Il a écarté du revers de la main les reproches que lui a adressés le député libéral de Fabre et ancien bâtonnier du Québec, Gilles Ouimet, qui s’est indigné qu’un témoin puisse en assister un autre en raison du risque de collusion.


L’aide qu’il a apportée à M. Dumont, qui était également un des informateurs qui lui ont permis de rédiger son rapport sur le financement des partis politiques, remis confidentiellement à la commission, ne portait pas sur le contenu de son témoignage, mais simplement sur la façon de le livrer, a fait valoir M. Duchesneau.

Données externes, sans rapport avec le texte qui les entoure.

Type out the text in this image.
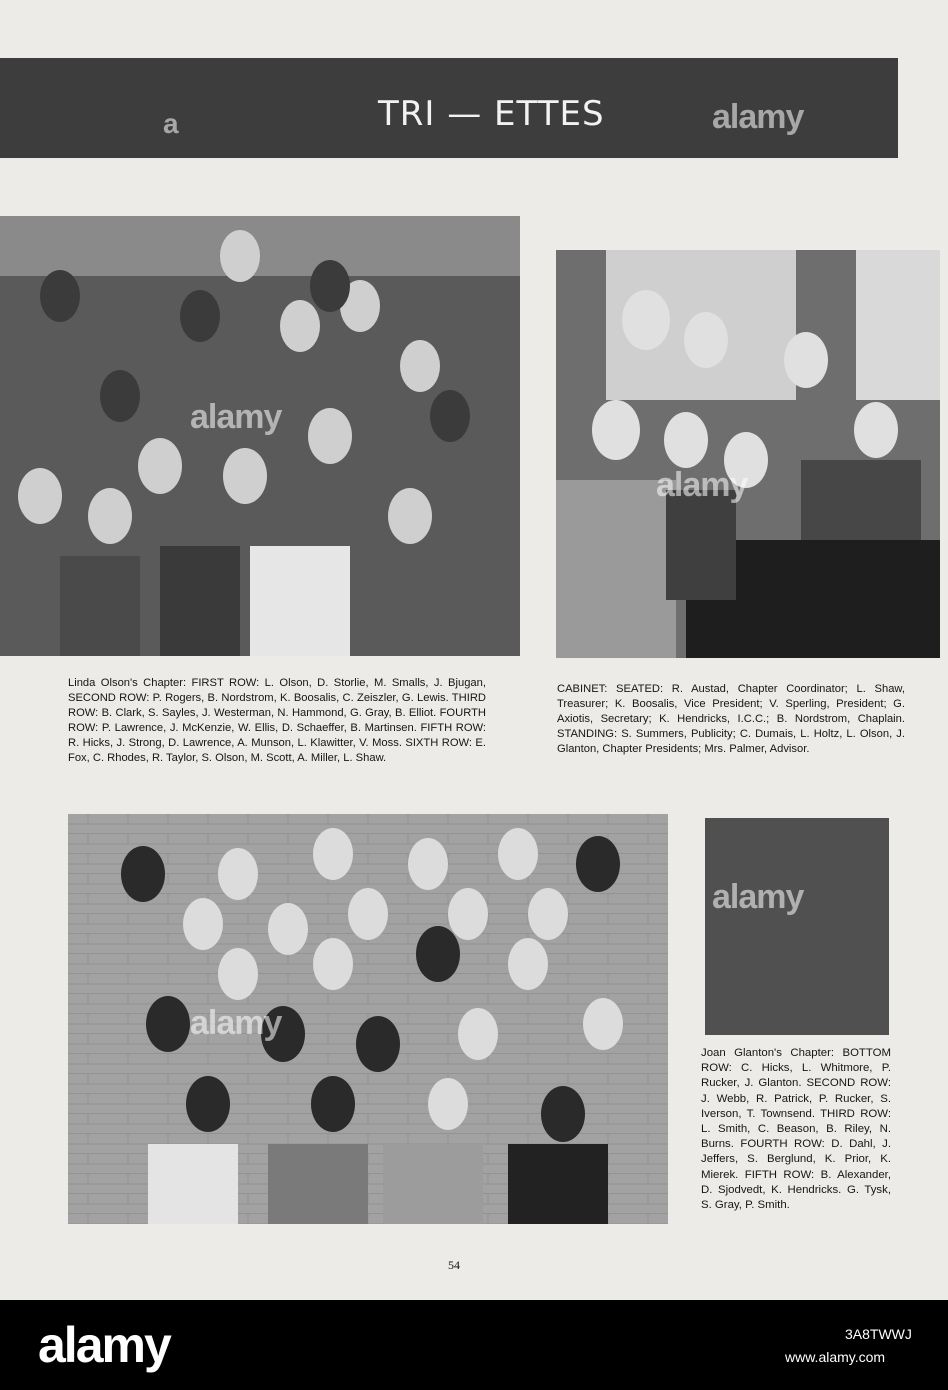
TRI — ETTES
a	alamy
alamy
alamy
Linda Olson's Chapter: FIRST ROW: L. Olson, D. Storlie, M. Smalls, J. Bjugan, SECOND ROW: P. Rogers, B. Nordstrom, K. Boosalis, C. Zeiszler, G. Lewis. THIRD ROW: B. Clark, S. Sayles, J. Westerman, N. Hammond, G. Gray, B. Elliot. FOURTH ROW: P. Lawrence, J. McKenzie, W. Ellis, D. Schaeffer, B. Martinsen. FIFTH ROW: R. Hicks, J. Strong, D. Lawrence, A. Munson, L. Klawitter, V. Moss. SIXTH ROW: E. Fox, C. Rhodes, R. Taylor, S. Olson, M. Scott, A. Miller, L. Shaw.
CABINET: SEATED: R. Austad, Chapter Coordinator; L. Shaw, Treasurer; K. Boosalis, Vice President; V. Sperling, President; G. Axiotis, Secretary; K. Hendricks, I.C.C.; B. Nordstrom, Chaplain. STANDING: S. Summers, Publicity; C. Dumais, L. Holtz, L. Olson, J. Glanton, Chapter Presidents; Mrs. Palmer, Advisor.
alamy
alamy
Joan Glanton's Chapter: BOTTOM ROW: C. Hicks, L. Whitmore, P. Rucker, J. Glanton. SECOND ROW: J. Webb, R. Patrick, P. Rucker, S. Iverson, T. Townsend. THIRD ROW: L. Smith, C. Beason, B. Riley, N. Burns. FOURTH ROW: D. Dahl, J. Jeffers, S. Berglund, K. Prior, K. Mierek. FIFTH ROW: B. Alexander, D. Sjodvedt, K. Hendricks. G. Tysk, S. Gray, P. Smith.
54
alamy	3A8TWWJ
www.alamy.com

Son intervention n’en demeure pas moins discutable. Le rôle d’un député n’est pas de contribuer à rendre plus crédible un témoignage devant une commission dont le rapport entraînera éventuellement l’adoption de nouvelles mesures par l’Assemblée nationale.


En l’identifiant comme une de ses propres sources, M. Duchesneau renforçait déjà la crédibilité de M. Dumont. Qui sait, sans cette caution, les enquêteurs de la commission auraient peut-être poussé plus loin la vérification de son témoignage.


M. Duchesneau assure qu’au moins une autre personne lui avait raconté les mêmes choses que M. Dumont, même si ce n’était « pas aussi complet ». On lui souhaite que cette personne vienne le répéter devant la commission.